To the surprise of no one, gamers completed rejected this doomsday scenario and took to the internet to voice their concerns. Almost immediately, Microsoft backtracked on their initial plan but like a cigarette, the bad taste lingered on.
Slowly, the Xbox brand’s image reversed in a way that had players looking at the console as a viable purchase – something they could see themselves purchasing and actually enjoying.
Passing the Corporate Shtick
The Don Mattrick era of the Xbox One is when things began their fiery decent into a collective attitude of anger.
And his new vision for the brand unfortunately bled to those who worked with the press, a vision that was all too hard to spin into a positive light.
Take the /r/Games interview below, for example. I was recently reacquainted with this interview thanks to a thread posted on ResetEra and it shows all too well the unsettling tone set by the initial unveiling.
Major Nelson, the handle for Xbox’s chief PR guy, is trying his best here to spin the unveiling in a way that seems like anything remotely resembling a positive message.
But you don’t have to glean over much of this interview in order to see that he’s in a tight spot. It’s honestly hard to watch more than a minute or two.
What’s most unbelievable about this initial flailing isn’t the massive whiff itself but rather the fact that Xbox as a brand rebounded afterwards.

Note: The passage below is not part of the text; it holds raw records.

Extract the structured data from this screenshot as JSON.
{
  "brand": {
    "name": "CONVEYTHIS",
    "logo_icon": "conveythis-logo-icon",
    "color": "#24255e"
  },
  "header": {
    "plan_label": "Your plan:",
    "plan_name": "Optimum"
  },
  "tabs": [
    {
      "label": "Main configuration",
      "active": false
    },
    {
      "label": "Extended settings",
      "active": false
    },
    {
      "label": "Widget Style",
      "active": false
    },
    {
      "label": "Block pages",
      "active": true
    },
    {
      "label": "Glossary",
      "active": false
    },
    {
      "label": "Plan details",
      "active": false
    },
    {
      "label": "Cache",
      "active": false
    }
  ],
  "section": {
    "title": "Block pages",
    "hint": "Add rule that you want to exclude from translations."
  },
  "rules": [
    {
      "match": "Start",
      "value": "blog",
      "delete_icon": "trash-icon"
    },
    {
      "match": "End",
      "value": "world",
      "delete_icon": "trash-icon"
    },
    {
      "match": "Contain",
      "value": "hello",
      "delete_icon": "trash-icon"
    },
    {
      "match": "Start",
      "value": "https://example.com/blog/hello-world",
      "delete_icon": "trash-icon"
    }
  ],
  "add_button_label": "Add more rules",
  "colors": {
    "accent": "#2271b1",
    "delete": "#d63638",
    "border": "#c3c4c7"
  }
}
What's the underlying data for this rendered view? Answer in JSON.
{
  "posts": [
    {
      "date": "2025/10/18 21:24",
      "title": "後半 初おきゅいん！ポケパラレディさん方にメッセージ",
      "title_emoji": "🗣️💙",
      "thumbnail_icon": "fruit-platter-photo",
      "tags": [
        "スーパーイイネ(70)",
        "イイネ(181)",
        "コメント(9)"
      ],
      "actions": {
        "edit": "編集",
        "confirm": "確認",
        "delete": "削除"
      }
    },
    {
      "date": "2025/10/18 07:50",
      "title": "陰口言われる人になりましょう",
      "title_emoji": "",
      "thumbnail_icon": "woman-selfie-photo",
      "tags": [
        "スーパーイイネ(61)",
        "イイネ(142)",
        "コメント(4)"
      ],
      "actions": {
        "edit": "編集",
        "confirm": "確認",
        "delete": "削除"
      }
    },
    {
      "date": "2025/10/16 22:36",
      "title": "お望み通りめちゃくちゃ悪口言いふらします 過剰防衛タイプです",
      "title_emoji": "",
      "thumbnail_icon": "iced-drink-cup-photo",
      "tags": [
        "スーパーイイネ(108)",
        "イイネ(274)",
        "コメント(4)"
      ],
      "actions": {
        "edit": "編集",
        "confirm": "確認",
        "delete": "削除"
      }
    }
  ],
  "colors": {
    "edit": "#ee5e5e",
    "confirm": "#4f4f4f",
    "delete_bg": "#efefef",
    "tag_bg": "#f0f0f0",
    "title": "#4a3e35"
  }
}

It took some time, sure, but today the Xbox stands on its merits as a video game console rather than poorly misguided messaging.
And a lot of this is due to a man named Phil Spencer, the current Executive Vice President of Gaming at Microsoft. To put it simply, Spencer really came into the Xbox division and did things right.
In 2014, Satya Nadella, CEO of Microsoft, announced that Spencer was to lead the Xbox division and since then he has made all of the right moves towards bettering player reception.
I still have my reservations about the Xbox One, namely concerning exclusives, but I have a lot of respect for the tides Microsoft has turned and remain cautiously optimistic that things will continue to improve.
Provided Phil Spencer continues to put the focus on games the lead in and start of the next generation Xbox could have a lot in store. More importantly, Microsoft could avoid the shackles of another PR fallout.